In FIG. 21, a cross sectional view of an assembly 2100 of the plurality of linear electromagnetic assemblies and the plurality of support beams is shown. As depicted, assembly 2100 includes alternating support beams 2101 and electromagnetic assemblies 2102 attached by connection joints 2103. This arrangement surrounds a rotor shaft 2105 and rotor shaft electromagnets 2106. The rotor includes one or more connection joints 2107. Assembly 2100 includes a plurality of Digital Control Commutator(s) 2104, further discussed in FIG. 27.

In FIG. 22, a cross sectional view of an assembly 2200 of the plurality of linear electromagnetic assemblies and the plurality of support beams is shown, wherein assembly 2200 includes a permanent magnet rotor shaft 2206 as well as the features discussed above and associated with assembly 2100, including the alternating support beams 2201 and electromagnetic assemblies 2202 being connected by connection joints 2203 and a plurality of Digital Control Commutator(s) 2204. In addition, assembly 2200 includes one or more connection joints 2207 of a rotor shaft 2205.

In FIG. 23, an interior view of a faceplate 2300 for use with motor 101 is shown. Faceplate 2300 includes one or more connection attachment slots 2301 configured to secure to the plurality of support beams and one or more connection attachment slot support tabs 2302 configured to further secure the attachment slots to the support beams. Plate 2300 includes a plurality of bolts 2303, 2304 for further securing the assembly together. Plate 2300 includes a main thrust bearing shaft thrust plate 2305 and a drive shaft rotor connection flange 2306 with optional hollow core driveshaft shown.

In FIG. 24, an example of an expansion joint 111 is shown. Expansion joint 111 includes a universal connection joint 2401 configured to provide the motor with length flex points. One or more rotor drive shaft bolted slip joints 2402, are configured to provide a means for assembling and disassembling the motor units of FIGS. 1 and 2. One or more expansion connection centering mechanisms 2403 are configured to allow for expansion of joint 111. It is contemplated that mechanism 2403 can be a spring, hydraulic, or of pneumatic components. Joint 111 can further include one or more expansion connection joint free movement spaces 2404. Expansion joint 111 further includes one or more connection points 2405 configured to secure to the plurality of linear array support beam ends and one or more spiral helix rotor electromagnet commutator brush supports 2406. In addition, joint 111 can include one or more rotor driveshaft absolute optical position encoders 2407 and one or more spiral helix motor pedestal supports 2408.

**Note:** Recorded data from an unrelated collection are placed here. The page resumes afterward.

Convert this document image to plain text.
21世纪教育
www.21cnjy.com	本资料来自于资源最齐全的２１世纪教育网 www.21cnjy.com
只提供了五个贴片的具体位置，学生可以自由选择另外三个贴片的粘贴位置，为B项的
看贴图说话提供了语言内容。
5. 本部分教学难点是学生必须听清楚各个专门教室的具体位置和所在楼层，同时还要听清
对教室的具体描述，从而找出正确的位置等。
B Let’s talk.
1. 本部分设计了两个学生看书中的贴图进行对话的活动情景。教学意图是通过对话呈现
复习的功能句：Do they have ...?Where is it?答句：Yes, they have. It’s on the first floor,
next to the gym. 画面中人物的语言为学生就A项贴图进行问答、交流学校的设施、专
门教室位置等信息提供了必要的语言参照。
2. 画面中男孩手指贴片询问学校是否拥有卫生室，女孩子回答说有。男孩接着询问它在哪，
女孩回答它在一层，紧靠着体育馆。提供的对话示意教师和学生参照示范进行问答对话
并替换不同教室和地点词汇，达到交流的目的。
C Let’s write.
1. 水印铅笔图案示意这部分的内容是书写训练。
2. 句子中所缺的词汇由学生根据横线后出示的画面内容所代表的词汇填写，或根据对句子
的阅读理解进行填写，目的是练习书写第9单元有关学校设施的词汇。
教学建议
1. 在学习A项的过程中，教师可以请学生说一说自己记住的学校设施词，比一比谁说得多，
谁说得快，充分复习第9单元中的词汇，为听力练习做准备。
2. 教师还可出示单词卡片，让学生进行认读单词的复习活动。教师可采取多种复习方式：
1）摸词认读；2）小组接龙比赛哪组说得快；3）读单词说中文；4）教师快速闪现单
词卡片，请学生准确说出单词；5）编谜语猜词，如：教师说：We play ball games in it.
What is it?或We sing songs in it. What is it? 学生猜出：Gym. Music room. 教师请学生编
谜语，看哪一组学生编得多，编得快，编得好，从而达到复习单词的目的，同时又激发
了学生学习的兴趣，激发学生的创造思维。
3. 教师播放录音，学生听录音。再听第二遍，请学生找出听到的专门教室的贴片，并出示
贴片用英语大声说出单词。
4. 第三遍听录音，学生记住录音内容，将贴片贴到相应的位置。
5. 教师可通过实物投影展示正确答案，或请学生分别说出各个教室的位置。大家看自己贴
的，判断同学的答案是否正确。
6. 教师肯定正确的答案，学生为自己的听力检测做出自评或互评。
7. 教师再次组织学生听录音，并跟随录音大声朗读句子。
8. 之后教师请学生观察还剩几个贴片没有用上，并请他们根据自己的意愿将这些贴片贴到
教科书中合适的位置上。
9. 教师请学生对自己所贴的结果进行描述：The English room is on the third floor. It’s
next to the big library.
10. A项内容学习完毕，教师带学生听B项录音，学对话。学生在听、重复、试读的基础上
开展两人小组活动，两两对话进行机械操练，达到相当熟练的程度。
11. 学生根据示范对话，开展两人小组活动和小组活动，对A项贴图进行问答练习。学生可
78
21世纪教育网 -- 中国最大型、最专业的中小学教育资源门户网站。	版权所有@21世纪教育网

In FIG. 25, a partially assembled motor 2500 in accordance with the present invention is shown. Motor 2500 includes a linear array electromagnet 2501 and a spiral helix array electromagnet 2502. In addition, motor 2500 includes one or more rotor drive shaft absolute optical position encoders 2503 configured to control the movement of electromagnetism. In the preferred embodiment, motor 2500 further includes a spiral helix rotor electromagnet commutator brush support 2504. A linear support beam 2505 is shown, as well as a drive shaft rotor main support bearings 2506, drive shaft rotor thrust bearings 2507, rotor drive shaft bolted slip joints for assemble and disassembly 2508, and a spiral helix motor pedestal support 2509.

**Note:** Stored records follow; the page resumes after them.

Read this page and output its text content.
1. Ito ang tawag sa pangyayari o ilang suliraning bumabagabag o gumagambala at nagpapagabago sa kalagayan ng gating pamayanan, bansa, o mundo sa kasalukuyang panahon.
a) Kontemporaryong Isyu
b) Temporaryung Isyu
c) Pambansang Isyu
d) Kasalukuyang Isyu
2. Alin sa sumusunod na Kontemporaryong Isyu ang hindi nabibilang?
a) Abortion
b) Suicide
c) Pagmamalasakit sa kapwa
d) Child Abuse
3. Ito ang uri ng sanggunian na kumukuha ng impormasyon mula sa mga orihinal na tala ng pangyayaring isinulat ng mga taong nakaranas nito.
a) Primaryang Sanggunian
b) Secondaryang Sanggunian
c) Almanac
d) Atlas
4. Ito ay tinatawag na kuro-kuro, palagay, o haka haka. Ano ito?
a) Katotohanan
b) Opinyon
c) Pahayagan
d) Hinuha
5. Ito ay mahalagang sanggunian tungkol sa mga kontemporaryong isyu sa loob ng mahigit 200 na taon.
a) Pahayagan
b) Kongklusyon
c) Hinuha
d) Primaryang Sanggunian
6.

In FIGS. 26a-d, partially assembled views of a four section motor 2600 are shown. It should be noted that dashed lines 1-4 indicate points of joining the various views of motor assembly 2600. The figures show a complete rotation of the spiral helix electromagnet array for the full 360 degrees of rotational coverage. In these figures, 2604 and 2605 depict the spiral electromagnetic surface at the beginning of 0 degrees rotation to 90 degrees rotation, 2606 depicts the spiral electromagnetic surface at 90 degrees rotation, 2607 depicts the spiral electromagnetic surface at 180 degrees rotation, 2608 depicts the spiral electromagnetic surface at 180 degrees rotation, 2609 depicts the spiral electromagnetic surface at 270 degrees rotation, 2610 depicts the spiral electromagnetic surface at 270 degrees rotation, and 2611 depicts the spiral electromagnetic surface at 360 degrees rotation.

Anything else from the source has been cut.